Note: The following example assumes that the Kafka record key is non-null and UTF-8–encoded, and that it maps directly to the document _id. This is a common pattern, but not a requirement. Applications with different key encodings or error-handling needs should decode and validate the key accordingly (for example, using try/catch).

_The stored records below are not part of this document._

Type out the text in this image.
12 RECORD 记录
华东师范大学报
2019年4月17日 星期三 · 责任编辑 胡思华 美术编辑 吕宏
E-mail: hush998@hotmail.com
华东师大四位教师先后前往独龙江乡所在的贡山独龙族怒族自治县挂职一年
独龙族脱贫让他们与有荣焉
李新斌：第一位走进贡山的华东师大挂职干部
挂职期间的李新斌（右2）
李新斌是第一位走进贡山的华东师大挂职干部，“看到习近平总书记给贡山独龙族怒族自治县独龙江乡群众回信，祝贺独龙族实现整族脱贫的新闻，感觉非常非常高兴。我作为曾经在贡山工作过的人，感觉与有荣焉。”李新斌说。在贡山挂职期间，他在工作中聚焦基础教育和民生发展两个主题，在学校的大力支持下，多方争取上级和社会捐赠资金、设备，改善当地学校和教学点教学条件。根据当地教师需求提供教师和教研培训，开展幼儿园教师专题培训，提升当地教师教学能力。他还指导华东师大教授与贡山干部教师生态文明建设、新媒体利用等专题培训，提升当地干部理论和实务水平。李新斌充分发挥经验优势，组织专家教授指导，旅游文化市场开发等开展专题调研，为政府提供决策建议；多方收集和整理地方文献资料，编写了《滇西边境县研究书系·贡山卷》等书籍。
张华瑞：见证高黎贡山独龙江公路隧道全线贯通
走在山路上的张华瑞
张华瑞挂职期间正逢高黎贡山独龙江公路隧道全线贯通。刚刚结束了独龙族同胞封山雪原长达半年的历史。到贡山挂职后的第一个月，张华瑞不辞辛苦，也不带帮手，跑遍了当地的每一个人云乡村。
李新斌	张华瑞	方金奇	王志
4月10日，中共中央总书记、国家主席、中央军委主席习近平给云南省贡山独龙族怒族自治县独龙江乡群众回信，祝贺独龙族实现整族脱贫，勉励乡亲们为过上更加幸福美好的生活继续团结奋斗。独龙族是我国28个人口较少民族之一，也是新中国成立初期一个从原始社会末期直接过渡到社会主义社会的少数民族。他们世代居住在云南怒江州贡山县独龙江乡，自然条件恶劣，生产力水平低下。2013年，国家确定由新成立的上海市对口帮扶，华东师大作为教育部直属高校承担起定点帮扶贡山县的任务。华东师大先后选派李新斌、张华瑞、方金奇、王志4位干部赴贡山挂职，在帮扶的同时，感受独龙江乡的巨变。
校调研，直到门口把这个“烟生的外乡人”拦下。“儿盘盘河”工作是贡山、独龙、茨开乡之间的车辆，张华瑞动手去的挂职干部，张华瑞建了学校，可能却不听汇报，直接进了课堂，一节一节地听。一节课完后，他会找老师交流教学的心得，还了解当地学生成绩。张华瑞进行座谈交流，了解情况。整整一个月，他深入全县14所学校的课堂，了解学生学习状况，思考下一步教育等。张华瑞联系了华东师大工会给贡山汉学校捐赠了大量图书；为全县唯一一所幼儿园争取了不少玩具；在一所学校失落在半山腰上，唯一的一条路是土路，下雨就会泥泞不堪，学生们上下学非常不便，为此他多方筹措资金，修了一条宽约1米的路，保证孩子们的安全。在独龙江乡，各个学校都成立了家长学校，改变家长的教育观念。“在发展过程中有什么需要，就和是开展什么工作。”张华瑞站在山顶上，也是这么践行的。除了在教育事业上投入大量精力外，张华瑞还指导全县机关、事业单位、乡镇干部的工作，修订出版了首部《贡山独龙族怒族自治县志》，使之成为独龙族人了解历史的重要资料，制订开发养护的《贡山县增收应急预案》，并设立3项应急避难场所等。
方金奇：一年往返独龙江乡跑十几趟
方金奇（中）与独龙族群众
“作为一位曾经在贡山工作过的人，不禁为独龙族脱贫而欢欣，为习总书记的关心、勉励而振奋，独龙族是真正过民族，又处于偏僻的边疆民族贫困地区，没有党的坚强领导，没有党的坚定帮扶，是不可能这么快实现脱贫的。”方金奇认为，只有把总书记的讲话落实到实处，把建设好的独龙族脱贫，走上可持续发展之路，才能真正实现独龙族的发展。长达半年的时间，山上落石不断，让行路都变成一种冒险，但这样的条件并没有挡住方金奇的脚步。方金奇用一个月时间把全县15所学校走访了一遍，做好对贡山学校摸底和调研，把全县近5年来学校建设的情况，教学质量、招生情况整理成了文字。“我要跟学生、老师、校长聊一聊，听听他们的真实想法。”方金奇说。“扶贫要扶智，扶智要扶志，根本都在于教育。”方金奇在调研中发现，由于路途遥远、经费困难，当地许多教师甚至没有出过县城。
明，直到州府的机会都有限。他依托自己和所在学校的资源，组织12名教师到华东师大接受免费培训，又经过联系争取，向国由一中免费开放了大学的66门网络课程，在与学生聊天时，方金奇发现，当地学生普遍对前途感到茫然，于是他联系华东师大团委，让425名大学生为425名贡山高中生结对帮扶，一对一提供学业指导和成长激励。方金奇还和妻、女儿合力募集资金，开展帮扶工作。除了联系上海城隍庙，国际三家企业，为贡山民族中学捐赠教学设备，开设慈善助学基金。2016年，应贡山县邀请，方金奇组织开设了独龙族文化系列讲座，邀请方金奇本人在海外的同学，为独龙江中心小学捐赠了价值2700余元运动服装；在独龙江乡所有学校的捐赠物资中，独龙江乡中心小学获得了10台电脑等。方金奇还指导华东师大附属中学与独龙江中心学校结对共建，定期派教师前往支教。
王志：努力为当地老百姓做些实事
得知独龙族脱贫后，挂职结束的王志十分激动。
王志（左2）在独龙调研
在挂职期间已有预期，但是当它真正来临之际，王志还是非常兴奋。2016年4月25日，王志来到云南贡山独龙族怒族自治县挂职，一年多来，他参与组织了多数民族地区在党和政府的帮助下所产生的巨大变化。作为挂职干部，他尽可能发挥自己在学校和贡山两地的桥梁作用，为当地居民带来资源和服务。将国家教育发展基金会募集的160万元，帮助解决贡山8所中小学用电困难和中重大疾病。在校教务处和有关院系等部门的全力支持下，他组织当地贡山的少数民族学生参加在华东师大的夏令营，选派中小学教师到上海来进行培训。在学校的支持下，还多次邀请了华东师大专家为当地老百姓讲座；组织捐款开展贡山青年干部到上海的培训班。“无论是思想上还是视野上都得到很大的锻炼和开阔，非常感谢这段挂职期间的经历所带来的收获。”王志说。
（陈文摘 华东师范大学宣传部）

function transform(payload, meta) {
  const kafka = meta?.kafka;
  
  // Assumes the key is not null and is a valid UTF8 string
  const id = decodeUtf8(new Uint8Array(kafka.key));
  
  if (kafka?.op === "delete") {
    return { _id: id };
  } else {
    // Further processing and transformation of payload
    return { ...payload, _id: id};
  }
}

const rec = transform(arg, meta);
rec

A more compact version of this function can be written to take advantage of JavaScript object spreading semantics:

function transform(payload, meta) {
  const kafka = meta?.kafka;
  const id = decodeUtf8(new Uint8Array(kafka.key));
  return { ...payload, _id: id };
}

const rec = transform(arg, meta);
rec

When the operation is a delete, arg/payload is null, so spreading is a no-op in JavaScript, producing a single object with the _id field as required.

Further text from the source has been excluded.